Achromatopsia (ACHM) is a rare disorder with an estimated prevalence of 1:30,000, characterized by reduced visual acuity, pendular nystagmus, photophobia, eccentric fixation and reduced or complete lack of colour discrimination. Best visual acuity varies with severity of the disease; it is 20/200 or less in complete achromatopsia and may be as high as 20/80 in incomplete achromatopsia. The disorder is an inherited condition caused by mutations in one of several genes, with the two most common being mutations in either the CNGB3 or CNGA3 genes. According to the company, there is no specific treatment for ACHM, “although deep red tinted glasses or contact lenses can reduce symptoms of light sensitivity and daytime blindness”. Two separate AAV gene therapy product candidates for the two most prevalent forms of ACHM are caused by either a genetic mutation in the CNGB3 or CNGA3 genes. Two genetic mutations account for up to 75% of the ACHM patient population. AGTC’s ACHM programs are designed to provide a functional copy of the cyclic nucleotide gated (CNG) ion channel B3 or A3 subunit genes to cone photoreceptors.
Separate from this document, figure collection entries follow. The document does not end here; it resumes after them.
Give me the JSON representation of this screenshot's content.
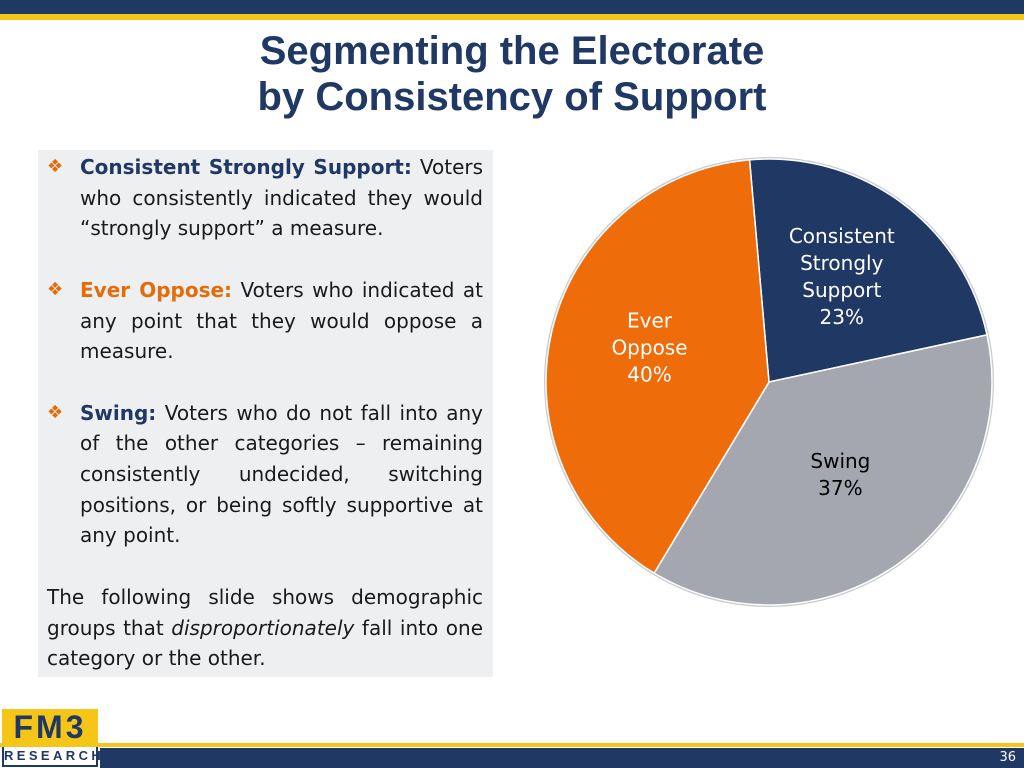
{
  "header": {
    "title": [
      "Segmenting the Electorate",
      "by Consistency of Support"
    ]
  },
  "definitions": [
    {
      "term": "Consistent Strongly Support:",
      "text": "Voters who consistently indicated they would “strongly support” a measure."
    },
    {
      "term": "Ever Oppose:",
      "text": "Voters who indicated at any point that they would oppose a measure."
    },
    {
      "term": "Swing:",
      "text": "Voters who do not fall into any of the other categories – remaining consistently undecided, switching positions, or being softly supportive at any point."
    }
  ],
  "note": [
    "The following slide shows demographic groups that ",
    "disproportionately",
    " fall into one category or the other."
  ],
  "chart_data": {
    "type": "pie",
    "categories": [
      "Consistent Strongly Support",
      "Swing",
      "Ever Oppose"
    ],
    "values": [
      23,
      37,
      40
    ],
    "value_labels": [
      "23%",
      "37%",
      "40%"
    ],
    "colors": [
      "#1f3864",
      "#a5a7b0",
      "#ef6c0a"
    ],
    "label_colors": [
      "#ffffff",
      "#000000",
      "#ffffff"
    ]
  },
  "footer": {
    "logo": "FM3",
    "logo_sub": "RESEARCH",
    "page": "36"
  }
}
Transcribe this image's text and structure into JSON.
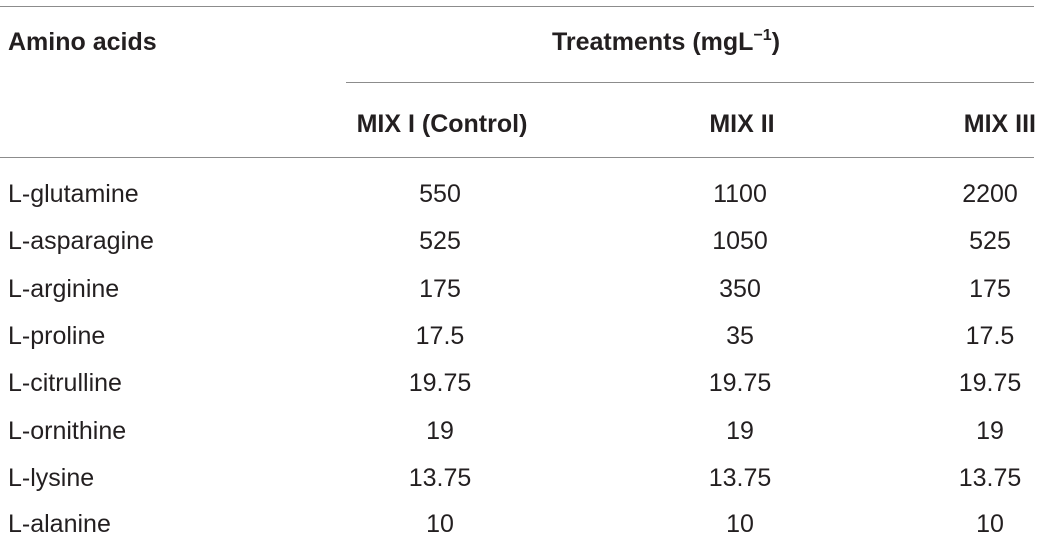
{
  "table": {
    "header": {
      "amino_acids": "Amino acids",
      "treatments_prefix": "Treatments (mgL",
      "treatments_exponent": "−1",
      "treatments_suffix": ")",
      "columns": [
        "MIX I (Control)",
        "MIX II",
        "MIX III"
      ]
    },
    "rows": [
      {
        "name": "L-glutamine",
        "values": [
          "550",
          "1100",
          "2200"
        ]
      },
      {
        "name": "L-asparagine",
        "values": [
          "525",
          "1050",
          "525"
        ]
      },
      {
        "name": "L-arginine",
        "values": [
          "175",
          "350",
          "175"
        ]
      },
      {
        "name": "L-proline",
        "values": [
          "17.5",
          "35",
          "17.5"
        ]
      },
      {
        "name": "L-citrulline",
        "values": [
          "19.75",
          "19.75",
          "19.75"
        ]
      },
      {
        "name": "L-ornithine",
        "values": [
          "19",
          "19",
          "19"
        ]
      },
      {
        "name": "L-lysine",
        "values": [
          "13.75",
          "13.75",
          "13.75"
        ]
      },
      {
        "name": "L-alanine",
        "values": [
          "10",
          "10",
          "10"
        ]
      }
    ]
  }
}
To date, the interim study reports that the experimental treatment is generally safe and well-tolerated, and describes “preliminary signs of biologic activity”. Dosing two higher groups of adult patients and three groups of paediatric patients are included across both trials – 17 patients in B3 patients and 15 patients in A3. At present, more than half of the patients already are enrolled with 3-6 month data available in second half of 2020. Commenting on the milestone, Sue Washer, CEO of AGTC has stated that, “we are pleased that both of our achromatopsia clinical candidates are demonstrating preliminary signs of biologic activity for patients who have no current treatment options for a disease that significantly compromises their vision and quality of life. We are further encouraged by many patients’ real-world positive anecdotes. We are continuing dose escalation in order to determine the highest safe dose with the potential to provide maximal benefit.”